Postal cards are postal stationery with an imprinted stamp or indicium signifying the prepayment of postage. They are sold by postal authorities. On January 26, 1869, Dr. Emanuel Herrmann of Austria described the advantages of a Correspondenz Karte. By October 1, 1869 the world's first postal card was produced by Austria-Hungary. They caught on quickly. By the end of 1870, Great Britain, Finland, Switzerland and Württemberg joined the countries issuing postal cards. In the United States, they were first produced in 1873. Some of the forms taken by postal cards include the regular single card which may be commemorative or definitive, attached message-reply cards, airmail postal cards, and official postal cards used for official government business with a "penalty for private use".

To the post office, there were positive advantages to postal cards as opposed to correspondence in envelopes. The cards were lighter and less bulky than letters and they were all the same size. The result was that they occupied less than one third of the space required by the same number of letters. To the public there were also advantages. They were simple and cheap making them an instant success. Britain had a half-penny rate to begin with. The U.S. "penny postcard" rate lasted through 1951.

Presumably for the purpose of getting a prompt reply, a sender was given the opportunity to pay for postage both ways with an attached message-reply card, first introduced by Germany in 1873. Other European countries quickly followed suit. Spain furnished message-reply cards to her Colonies: Cuba (1880), Philippines (1889) and Puerto Rico (1898). The U.S. issued them first in 1892. Message-reply cards were attached tête-bêche
and likely to be perforated or rouletted to facilitate separation once in the hands of the recipient. The recipient could then tear them apart and use the prepaid reply card to correspond with the original sender. Normally the message card would be identical to the reply card except with the distinction of having additional language such as "WITH REPLY CARD" or "La otra tarjeta es para la respuesta" or "Carte Postale Réponse" or similar words to distinguish the two. In the U.S., message and reply cards have been identical since 1968.
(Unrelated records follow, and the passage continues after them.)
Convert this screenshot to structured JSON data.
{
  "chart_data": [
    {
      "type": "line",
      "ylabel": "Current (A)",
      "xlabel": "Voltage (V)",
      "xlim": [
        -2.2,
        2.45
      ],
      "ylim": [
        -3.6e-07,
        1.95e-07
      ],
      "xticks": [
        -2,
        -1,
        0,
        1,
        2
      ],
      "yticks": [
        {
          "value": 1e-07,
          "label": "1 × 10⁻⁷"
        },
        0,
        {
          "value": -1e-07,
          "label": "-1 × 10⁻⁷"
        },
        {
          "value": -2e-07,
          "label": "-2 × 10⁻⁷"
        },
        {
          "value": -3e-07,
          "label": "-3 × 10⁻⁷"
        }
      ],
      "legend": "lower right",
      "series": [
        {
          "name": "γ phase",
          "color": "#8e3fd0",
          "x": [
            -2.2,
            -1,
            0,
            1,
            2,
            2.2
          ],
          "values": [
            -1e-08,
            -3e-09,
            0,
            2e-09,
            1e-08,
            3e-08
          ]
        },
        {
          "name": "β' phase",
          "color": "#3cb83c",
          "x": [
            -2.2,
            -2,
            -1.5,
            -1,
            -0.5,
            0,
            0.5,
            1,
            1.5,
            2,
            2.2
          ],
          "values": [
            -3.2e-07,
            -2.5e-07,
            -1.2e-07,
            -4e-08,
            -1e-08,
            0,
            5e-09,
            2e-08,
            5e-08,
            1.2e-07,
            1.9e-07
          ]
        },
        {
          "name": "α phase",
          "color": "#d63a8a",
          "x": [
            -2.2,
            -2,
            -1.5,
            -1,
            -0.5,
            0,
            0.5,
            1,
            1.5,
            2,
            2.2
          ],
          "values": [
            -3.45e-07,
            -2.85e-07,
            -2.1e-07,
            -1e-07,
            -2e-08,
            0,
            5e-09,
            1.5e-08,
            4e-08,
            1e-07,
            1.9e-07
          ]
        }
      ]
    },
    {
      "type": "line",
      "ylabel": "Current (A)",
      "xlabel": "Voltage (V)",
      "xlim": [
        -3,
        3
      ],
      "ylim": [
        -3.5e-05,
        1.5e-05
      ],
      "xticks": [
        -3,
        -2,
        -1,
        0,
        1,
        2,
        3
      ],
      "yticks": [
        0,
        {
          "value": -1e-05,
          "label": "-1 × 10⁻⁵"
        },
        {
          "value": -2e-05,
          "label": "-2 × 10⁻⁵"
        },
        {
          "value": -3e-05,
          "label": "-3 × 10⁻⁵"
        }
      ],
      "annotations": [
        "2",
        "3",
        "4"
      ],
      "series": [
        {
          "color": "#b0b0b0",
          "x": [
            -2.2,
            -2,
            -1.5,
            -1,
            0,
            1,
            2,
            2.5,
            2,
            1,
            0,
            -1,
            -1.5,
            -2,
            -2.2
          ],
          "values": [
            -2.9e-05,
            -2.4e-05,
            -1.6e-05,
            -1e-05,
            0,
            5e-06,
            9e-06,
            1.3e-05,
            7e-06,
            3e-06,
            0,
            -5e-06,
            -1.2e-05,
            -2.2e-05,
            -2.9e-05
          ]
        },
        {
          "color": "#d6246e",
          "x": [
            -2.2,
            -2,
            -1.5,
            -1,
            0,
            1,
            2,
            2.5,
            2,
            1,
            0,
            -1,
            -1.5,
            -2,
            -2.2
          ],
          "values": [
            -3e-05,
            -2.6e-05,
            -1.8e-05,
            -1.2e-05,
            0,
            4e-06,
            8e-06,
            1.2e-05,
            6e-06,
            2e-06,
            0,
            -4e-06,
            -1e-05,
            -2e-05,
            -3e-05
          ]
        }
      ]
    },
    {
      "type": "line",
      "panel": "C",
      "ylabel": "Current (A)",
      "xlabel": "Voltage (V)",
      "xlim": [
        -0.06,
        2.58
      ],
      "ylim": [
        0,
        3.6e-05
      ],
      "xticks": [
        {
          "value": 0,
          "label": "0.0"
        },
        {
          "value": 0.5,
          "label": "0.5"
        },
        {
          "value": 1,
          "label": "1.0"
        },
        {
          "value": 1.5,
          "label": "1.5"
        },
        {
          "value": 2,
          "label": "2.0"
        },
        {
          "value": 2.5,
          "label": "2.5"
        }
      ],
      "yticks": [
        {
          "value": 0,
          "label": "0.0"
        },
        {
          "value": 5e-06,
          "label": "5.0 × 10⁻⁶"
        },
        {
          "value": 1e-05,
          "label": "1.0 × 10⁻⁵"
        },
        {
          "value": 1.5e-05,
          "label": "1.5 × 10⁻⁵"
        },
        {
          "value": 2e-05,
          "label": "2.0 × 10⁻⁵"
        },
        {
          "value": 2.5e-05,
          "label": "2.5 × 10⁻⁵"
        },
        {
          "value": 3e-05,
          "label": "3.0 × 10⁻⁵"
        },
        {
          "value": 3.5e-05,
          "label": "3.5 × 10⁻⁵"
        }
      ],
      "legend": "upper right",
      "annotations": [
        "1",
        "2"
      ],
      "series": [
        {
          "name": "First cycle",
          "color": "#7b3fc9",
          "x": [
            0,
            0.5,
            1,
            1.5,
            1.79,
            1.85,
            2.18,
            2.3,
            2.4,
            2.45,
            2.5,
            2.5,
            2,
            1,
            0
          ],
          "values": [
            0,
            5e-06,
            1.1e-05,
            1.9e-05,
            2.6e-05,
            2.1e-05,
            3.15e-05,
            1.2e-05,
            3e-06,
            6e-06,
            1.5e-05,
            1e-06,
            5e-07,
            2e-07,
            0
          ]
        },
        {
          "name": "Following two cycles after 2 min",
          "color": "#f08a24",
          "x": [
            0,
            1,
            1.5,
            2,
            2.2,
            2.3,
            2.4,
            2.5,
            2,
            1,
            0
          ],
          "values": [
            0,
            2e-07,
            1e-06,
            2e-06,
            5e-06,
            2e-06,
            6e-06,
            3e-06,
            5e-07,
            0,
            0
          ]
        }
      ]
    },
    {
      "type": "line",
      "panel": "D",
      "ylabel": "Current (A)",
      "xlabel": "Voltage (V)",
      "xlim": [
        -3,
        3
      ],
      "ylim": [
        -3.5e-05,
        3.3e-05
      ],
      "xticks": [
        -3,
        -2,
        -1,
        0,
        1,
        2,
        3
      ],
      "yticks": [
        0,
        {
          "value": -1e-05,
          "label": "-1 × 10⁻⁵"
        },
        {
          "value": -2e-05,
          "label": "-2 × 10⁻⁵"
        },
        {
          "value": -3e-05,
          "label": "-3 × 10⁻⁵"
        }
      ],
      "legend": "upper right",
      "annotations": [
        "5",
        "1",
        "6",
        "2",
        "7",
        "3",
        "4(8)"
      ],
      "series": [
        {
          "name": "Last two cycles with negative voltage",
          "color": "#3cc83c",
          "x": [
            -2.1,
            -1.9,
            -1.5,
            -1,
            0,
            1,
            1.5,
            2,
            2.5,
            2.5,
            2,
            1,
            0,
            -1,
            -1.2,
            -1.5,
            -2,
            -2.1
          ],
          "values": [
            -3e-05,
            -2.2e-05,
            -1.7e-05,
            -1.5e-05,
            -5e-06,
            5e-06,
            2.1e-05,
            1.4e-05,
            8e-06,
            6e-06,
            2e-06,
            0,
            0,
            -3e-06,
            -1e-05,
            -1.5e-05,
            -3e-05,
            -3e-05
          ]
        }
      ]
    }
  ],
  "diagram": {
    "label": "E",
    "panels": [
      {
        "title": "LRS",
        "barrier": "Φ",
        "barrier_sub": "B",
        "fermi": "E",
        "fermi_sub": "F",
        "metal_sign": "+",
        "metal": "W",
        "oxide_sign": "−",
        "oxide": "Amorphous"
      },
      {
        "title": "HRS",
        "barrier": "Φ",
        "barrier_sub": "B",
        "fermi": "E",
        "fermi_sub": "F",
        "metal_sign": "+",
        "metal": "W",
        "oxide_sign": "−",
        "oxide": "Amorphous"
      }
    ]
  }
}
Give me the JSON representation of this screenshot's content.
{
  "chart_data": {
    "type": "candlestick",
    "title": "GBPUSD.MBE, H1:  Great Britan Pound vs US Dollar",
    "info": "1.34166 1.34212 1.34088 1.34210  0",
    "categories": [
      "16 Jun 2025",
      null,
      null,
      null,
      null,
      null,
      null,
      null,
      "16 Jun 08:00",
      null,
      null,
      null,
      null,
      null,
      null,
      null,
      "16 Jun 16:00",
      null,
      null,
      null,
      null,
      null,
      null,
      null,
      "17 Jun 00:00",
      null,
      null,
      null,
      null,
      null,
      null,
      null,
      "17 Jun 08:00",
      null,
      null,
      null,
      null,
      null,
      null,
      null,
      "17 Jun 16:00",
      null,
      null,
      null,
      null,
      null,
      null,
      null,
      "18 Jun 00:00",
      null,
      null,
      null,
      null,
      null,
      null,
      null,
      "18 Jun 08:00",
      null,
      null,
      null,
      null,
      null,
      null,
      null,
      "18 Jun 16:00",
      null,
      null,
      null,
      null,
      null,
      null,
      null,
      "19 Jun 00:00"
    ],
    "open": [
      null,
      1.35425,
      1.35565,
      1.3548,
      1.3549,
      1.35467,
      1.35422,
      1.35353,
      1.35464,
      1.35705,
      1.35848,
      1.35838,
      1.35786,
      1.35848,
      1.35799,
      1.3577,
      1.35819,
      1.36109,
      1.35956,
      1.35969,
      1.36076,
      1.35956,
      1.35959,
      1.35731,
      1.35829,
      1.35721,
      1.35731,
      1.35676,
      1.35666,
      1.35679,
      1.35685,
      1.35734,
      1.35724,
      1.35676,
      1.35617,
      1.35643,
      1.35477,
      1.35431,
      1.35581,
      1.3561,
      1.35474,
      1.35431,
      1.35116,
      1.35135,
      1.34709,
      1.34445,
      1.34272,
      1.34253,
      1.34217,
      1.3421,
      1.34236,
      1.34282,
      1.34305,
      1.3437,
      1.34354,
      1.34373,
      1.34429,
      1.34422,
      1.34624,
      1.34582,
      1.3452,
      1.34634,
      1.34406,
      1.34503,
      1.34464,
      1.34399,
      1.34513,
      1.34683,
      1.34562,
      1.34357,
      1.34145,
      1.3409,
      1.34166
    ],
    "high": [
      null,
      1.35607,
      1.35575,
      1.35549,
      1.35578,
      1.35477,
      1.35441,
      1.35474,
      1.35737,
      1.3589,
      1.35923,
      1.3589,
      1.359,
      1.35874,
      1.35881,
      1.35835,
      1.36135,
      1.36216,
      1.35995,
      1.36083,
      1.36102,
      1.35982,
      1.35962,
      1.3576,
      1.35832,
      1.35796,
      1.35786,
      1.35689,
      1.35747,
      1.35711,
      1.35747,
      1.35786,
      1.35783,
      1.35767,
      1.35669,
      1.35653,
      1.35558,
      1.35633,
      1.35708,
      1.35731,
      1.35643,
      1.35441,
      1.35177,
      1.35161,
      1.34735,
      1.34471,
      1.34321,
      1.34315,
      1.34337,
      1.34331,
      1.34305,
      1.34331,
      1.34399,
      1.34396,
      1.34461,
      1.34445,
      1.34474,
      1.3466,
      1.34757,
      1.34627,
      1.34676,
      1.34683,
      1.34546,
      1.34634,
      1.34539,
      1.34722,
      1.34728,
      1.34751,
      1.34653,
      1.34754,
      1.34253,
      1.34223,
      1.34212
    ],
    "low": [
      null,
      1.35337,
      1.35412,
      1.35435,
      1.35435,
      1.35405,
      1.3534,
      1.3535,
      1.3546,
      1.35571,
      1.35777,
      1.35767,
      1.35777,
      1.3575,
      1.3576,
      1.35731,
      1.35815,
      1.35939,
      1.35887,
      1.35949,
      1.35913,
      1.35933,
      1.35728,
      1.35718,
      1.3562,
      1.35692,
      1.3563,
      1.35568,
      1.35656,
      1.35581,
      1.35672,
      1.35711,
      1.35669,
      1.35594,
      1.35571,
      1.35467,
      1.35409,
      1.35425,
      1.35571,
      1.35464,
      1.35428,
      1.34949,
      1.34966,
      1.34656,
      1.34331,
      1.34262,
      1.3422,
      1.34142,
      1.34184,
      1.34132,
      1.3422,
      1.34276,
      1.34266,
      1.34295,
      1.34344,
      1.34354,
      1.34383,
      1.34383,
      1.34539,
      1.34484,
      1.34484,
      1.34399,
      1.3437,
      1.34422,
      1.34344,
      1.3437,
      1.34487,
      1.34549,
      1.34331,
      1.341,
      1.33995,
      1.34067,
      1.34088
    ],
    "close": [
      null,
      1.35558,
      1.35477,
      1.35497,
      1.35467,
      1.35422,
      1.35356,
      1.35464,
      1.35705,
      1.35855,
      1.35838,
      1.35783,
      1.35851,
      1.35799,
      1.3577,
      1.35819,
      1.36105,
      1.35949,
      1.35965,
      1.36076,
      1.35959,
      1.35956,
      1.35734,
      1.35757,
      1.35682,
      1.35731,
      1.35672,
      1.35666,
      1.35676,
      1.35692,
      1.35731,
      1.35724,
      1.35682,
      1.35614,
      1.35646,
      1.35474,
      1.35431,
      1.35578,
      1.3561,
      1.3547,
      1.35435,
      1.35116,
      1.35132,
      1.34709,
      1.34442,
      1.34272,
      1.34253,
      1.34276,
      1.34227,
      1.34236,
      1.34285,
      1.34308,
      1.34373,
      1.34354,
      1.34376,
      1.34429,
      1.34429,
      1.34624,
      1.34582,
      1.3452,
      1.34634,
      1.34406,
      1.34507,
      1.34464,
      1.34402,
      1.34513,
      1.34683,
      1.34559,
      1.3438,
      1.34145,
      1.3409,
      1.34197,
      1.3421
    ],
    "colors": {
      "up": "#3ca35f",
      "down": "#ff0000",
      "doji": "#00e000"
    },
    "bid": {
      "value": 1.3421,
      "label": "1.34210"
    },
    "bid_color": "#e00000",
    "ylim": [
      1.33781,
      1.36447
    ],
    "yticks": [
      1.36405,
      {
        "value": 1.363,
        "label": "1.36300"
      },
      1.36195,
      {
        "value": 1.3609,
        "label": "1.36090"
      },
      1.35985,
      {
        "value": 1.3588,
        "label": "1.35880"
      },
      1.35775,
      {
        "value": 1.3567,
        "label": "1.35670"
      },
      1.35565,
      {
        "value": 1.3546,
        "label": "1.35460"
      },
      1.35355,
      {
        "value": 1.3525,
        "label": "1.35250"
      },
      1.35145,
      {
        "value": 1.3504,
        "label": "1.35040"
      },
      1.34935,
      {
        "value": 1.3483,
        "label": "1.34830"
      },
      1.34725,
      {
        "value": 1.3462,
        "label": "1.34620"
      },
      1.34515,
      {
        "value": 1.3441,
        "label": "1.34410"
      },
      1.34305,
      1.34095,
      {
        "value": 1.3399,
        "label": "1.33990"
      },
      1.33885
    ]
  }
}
Nowadays the term "postal card" is clearly differentiated from the term "postcard", which designates cards prepared by private companies and which do not have prepaid franking. (Postcards are readily available at commercial outlets, the addition of an adhesive stamp is required to mail them and they are frequently illustrated with pictures or printed advertisements; they are not considered postal stationery any more than a plain envelope or sheet of parcel wrapping are.) Historically, however, this terminological distinction was not evident: in the UK the term 'post card' was used for what was called in the US a 'postal card'.